For each of the splits in exercises 1 and 2 (8 total), the fewest epochs for the least complex model that results in a cleanly separated (2D) dataset gets +1 Mastery Q points. Mastery points are added onto your homework score at the end of the term (In order to qualify, your model and solution have to be reproducible, so be sure and screenshot your network parameters and solution)


Let us define the complexity (Z) of a playground network with d-hidden layers, and n-neurons in the i-th layer, as:
\begin{gather} Z = (n_{feat} \times n_1) + \sum_{i=2}^d(n_{i+1} \times n_i) \end{gather}

This definition requires only 1 hidden layer, which will encompass the most simple models, though you may find it difficult to solve each problem with i=1.

hint In optimizing your network architecture, start with more layers and neurons than you think you need and examine the weights between layers. Those weights which are low represent less important connections. As your network’s complexity exceeds what is necessary, some neurons may become inactive showing that there may be too many neurons in that layer.

Exercises

  1. Using a 70/30 train/test split, what is the simplest network architecture (in terms of the complexity defined above) that can completely separate each dataset? Record the number of features, neurons, and layers (the network architecture) for each model, and compute your model’s complexity. At what epoch does the model completely separate the data?

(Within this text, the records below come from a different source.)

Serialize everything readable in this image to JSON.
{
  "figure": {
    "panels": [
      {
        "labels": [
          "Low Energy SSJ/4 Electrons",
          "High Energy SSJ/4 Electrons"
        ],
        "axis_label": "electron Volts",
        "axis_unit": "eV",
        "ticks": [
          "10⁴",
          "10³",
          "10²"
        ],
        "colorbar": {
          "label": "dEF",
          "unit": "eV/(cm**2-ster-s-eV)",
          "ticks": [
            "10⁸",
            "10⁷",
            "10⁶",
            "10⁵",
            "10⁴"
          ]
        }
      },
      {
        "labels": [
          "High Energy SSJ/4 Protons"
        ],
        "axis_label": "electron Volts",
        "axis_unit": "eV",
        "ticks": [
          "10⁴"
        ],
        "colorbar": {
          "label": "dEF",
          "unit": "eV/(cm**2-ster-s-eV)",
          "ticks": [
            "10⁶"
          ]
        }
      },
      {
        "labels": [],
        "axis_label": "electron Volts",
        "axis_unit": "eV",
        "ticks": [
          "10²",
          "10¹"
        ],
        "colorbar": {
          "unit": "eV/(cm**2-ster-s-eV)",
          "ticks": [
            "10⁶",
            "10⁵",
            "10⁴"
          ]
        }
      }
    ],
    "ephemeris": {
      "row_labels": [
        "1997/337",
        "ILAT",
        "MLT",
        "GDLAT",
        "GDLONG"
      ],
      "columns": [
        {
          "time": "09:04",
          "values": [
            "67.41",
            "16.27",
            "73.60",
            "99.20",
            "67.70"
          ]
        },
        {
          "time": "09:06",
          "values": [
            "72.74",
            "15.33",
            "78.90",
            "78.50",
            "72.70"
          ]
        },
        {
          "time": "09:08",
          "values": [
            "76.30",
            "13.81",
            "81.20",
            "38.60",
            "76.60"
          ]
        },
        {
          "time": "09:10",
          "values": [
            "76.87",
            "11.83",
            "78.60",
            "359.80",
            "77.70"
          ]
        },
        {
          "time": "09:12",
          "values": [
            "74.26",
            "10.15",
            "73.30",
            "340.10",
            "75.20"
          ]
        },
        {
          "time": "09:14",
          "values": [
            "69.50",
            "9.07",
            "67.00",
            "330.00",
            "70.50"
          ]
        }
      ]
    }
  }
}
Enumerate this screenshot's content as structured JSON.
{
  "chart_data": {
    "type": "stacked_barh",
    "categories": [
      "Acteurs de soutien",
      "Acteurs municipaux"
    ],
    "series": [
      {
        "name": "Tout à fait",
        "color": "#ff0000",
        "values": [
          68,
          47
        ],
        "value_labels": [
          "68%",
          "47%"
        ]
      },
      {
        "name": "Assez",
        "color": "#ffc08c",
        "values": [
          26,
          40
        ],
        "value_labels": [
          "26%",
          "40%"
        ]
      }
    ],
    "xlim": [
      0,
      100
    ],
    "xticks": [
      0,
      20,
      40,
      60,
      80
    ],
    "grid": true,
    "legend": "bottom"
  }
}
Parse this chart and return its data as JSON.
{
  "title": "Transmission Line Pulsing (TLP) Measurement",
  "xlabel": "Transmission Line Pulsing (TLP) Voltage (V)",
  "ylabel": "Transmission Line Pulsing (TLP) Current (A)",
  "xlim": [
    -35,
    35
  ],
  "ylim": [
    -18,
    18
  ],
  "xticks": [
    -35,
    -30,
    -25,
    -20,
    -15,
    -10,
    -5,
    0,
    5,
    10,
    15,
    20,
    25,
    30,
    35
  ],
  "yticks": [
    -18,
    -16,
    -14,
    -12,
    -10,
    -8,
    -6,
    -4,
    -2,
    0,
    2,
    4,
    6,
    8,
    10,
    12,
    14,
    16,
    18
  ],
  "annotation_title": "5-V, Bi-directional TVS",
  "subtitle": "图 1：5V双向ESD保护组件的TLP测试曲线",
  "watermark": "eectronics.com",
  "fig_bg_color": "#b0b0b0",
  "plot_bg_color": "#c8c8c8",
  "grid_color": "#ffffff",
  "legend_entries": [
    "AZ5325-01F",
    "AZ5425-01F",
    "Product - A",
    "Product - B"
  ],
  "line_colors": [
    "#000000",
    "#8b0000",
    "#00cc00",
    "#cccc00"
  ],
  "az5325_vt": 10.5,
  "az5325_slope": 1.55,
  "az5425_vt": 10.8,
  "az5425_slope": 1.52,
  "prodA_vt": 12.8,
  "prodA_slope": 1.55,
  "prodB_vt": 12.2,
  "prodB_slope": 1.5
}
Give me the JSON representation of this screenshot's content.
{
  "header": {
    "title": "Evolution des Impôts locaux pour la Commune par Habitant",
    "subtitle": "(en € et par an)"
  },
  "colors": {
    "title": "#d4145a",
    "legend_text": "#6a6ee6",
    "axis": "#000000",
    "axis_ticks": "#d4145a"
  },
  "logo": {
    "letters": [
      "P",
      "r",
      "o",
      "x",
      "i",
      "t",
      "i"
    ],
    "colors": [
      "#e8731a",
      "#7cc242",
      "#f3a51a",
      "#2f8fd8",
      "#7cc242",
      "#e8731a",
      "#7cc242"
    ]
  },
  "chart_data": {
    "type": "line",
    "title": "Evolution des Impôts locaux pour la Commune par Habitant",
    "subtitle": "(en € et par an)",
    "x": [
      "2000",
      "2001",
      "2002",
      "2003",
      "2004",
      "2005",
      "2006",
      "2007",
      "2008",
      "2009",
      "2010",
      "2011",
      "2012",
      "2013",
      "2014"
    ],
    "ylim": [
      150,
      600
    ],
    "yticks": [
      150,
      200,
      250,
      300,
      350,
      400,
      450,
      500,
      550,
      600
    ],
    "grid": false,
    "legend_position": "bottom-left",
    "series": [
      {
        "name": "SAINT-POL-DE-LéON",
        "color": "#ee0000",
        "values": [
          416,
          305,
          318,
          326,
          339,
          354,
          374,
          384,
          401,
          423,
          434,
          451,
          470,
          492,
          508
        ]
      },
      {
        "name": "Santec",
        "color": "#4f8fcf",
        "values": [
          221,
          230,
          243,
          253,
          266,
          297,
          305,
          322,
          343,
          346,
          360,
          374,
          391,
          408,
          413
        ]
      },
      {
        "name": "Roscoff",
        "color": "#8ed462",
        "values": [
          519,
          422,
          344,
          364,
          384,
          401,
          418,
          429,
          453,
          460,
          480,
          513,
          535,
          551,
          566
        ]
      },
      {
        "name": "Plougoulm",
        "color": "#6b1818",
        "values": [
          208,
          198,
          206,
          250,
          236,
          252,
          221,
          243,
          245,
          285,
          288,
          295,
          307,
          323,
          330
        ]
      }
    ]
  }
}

  2. Repeat exercise 1 with a 50/50 train/test split, and again with a 90/10 train/test split. Specifically discuss any significant differences in resulting model complexity and epoch of solution.

  3. Using a 70/30 split, explore bivariate models only to find the least complex model that can classify each data set (2 inputs, 2 outputs). Which 2 features and which architecture produce the best model for each data set?

# example
# start with dataset 2 (4-corners), x1 and x2 as inputs, (3,2) hidden layers
  1. In dataset 2 with a 70% ratio of training to test data, I was able to separate the dataset in about 250 epochs. This used features X1 and X2, with 2 hidden layers with 3 neurons in each. This model had a complexity of 15, (26 + (33)).

  2. Using a 50% split, the model still worked but took as little longer than 250 epochs closer to 500. The 90% split was different it was only able to separate the data about 50% of the time, when it did it it only took about 200 epochs. Adding an extra neuron in the first layer made the model much more consistent and it split the data in less than 200 epochs, this raises the complexity to 20.

  3. Dataset 1, using X1^2 and X2^2 and 1 neuron in each layer sorts the data in 100 epochs. Complexity of 4. Dataset 2, using X1X2 and sin(X1) and 1 neuron in each layer sorts the data in 150 epochs. Complexity of 4. Dataset 3, using X1 and X2, and 1 neuron in each layer, sorts the data in 150 epochs. Complexity of 4. Dataset 4, I was unable to find a solution to correctly separate the data. While all the solutions above used Tanh activation and no regularization; modifying these did not help me solve the 4th set. By using more than 2 features (all except X1^2 and X2^2) and 6 neurons in each layer I could get it to split fairly well but there was still about .2 test loss.